Hurricane Naming Convention

BY ANY OTHER NAME

Year after year us weather hounds watch the hurricanes come blowing though the different parts of the globe. We hear the alphabet of names start on “A” and run the gamut until the end of the season. Does anyone remember the year the United States of America had to resort to the Greek alphabet? That was an incredible season!

Have you ever wondered where those names for the hurricanes come from? Well, the names are on a list in the hands of the World Meteorological Organization. Letters of the alphabet that are never used are Q and Z. When there is a horribly destructive hurricane that arrives, its name is retired, never to be used again. Some of the forty retirees are: Allison, Floyd, Georges, Iris, Katrina, Keith, Lenny and Michelle.

The naming system of hurricanes began in 1953 with the National Hurricane Center. Previous to that year all tropical storms, which is how a hurricane begins, were labeled with the latitude and longitude of its location. This older system became quite cumbersome as everyone tried to remember each designation, making it difficult to communicate and therefore caused errors. With the introduction of the new naming system, communication was easier, faster and something the public could understand. Hurricanes could be tracked by anyone. So the populace had a better chance of survival in their wake. The United States borrowed the idea of naming hurricanes after women from an Australian meteorologist that started that practice a century ago. In the Indies for hundreds of years they named their hurricanes after the daily Saints.

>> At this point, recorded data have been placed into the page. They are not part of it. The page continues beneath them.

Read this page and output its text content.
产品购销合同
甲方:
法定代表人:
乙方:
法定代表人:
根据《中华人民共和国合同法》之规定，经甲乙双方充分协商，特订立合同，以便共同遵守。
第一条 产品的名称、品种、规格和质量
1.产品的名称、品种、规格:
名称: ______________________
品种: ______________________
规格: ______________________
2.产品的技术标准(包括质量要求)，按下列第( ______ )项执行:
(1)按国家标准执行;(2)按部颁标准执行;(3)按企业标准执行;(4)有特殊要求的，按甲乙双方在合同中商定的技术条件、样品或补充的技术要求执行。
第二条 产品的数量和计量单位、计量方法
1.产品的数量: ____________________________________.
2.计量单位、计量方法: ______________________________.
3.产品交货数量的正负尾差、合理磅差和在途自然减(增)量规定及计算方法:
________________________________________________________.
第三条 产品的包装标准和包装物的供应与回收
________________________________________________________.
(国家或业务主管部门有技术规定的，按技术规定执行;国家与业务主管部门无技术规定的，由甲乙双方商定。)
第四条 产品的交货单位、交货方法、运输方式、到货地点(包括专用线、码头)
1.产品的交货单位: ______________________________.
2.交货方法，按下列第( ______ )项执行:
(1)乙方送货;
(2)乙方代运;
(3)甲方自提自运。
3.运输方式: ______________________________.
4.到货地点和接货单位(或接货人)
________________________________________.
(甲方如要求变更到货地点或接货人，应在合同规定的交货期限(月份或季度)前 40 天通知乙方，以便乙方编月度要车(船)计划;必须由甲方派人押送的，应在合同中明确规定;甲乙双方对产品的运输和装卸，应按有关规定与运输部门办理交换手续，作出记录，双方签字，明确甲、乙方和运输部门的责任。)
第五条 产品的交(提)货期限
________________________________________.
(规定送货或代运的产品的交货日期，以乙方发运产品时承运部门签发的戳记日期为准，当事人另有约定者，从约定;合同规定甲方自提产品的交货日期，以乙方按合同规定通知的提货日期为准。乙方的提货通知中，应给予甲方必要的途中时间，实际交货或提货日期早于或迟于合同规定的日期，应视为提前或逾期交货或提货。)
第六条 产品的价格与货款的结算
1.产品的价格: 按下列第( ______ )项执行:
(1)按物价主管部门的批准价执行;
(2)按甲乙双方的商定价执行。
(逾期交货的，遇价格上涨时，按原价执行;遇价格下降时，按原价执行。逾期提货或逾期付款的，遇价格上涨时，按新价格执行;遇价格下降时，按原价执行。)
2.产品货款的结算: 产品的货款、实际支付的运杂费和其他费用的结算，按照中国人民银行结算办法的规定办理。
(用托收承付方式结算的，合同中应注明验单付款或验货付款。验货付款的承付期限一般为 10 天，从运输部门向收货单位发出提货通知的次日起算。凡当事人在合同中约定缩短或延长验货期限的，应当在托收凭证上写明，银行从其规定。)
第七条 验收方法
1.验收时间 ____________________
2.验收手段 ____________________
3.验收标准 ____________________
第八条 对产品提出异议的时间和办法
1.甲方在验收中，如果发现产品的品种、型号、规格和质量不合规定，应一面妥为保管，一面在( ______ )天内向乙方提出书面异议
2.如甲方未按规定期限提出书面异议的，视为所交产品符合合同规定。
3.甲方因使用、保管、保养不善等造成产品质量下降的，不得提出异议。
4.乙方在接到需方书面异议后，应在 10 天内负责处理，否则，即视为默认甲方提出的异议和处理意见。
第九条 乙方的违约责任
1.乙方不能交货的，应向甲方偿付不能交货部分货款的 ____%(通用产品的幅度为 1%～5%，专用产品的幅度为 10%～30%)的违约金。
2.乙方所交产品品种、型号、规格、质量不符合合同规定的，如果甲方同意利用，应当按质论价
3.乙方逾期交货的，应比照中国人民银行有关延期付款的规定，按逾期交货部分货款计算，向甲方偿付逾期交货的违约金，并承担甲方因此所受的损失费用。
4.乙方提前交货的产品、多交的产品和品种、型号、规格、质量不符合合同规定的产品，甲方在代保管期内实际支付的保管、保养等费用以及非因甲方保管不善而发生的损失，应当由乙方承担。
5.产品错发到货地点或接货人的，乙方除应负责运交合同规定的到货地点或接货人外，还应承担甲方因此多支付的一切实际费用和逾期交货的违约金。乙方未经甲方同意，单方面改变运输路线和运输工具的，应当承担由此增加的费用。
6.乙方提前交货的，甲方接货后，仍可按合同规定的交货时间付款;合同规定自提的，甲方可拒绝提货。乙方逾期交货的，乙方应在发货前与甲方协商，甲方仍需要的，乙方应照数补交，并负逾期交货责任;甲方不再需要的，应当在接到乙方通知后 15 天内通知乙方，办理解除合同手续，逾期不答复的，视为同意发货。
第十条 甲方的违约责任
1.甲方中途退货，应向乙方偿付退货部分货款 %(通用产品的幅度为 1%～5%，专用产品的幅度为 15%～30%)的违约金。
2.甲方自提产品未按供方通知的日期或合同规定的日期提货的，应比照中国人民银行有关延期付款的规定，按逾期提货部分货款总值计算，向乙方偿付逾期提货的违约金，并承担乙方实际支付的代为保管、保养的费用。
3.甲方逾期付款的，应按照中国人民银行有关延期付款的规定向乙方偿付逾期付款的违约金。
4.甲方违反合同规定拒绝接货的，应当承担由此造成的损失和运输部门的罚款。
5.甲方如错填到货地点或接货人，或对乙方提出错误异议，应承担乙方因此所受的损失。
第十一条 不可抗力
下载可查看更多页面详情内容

The storms that the United States calls hurricanes occur in the Atlantic and Eastern Pacific oceans. The same thing is called a typhoon in the Northern-Western Pacific and Philippines, while they are referred to as a cyclone in the Southern Pacific and Indian oceans. In 1979 the naming convention began using both men’s and women’s names. There are four to eight lists of names for each section of ocean that receives these storms. Most are recycled every four to eight years, while others are sequential. The following is a partial list acquired from the NOAA’s National Hurricane Center.

USA OCEANS 2009 2010 ATLANTIC Ana Alex Bill Bonnie Claudette Colin Danny Danielle Erika Earl Fred Fiona Grace Gaston Henri Hermine Ida Igor (etc.) (etc.) PACIFIC Andres Agatha Blanca Blas Carlos Celia Dolores Darby Enrique Estelle Felicia Frank Guillermo Georgette Hilda Howard Ignacio Isis (etc.) (etc.)

Lists from the Philippines and North Indian Ocean also run on a rotation. Other lists can run sequentially, rather than on a rotational basis. These lists are for Fiji, Northwestern Pacific, Australia, New Guinea and Southwestern Indian oceans. Once the names on the annual lists (such as near the United States) are exhausted for the given year the Greek alphabet is then put into place running Alpha through Omega if necessary.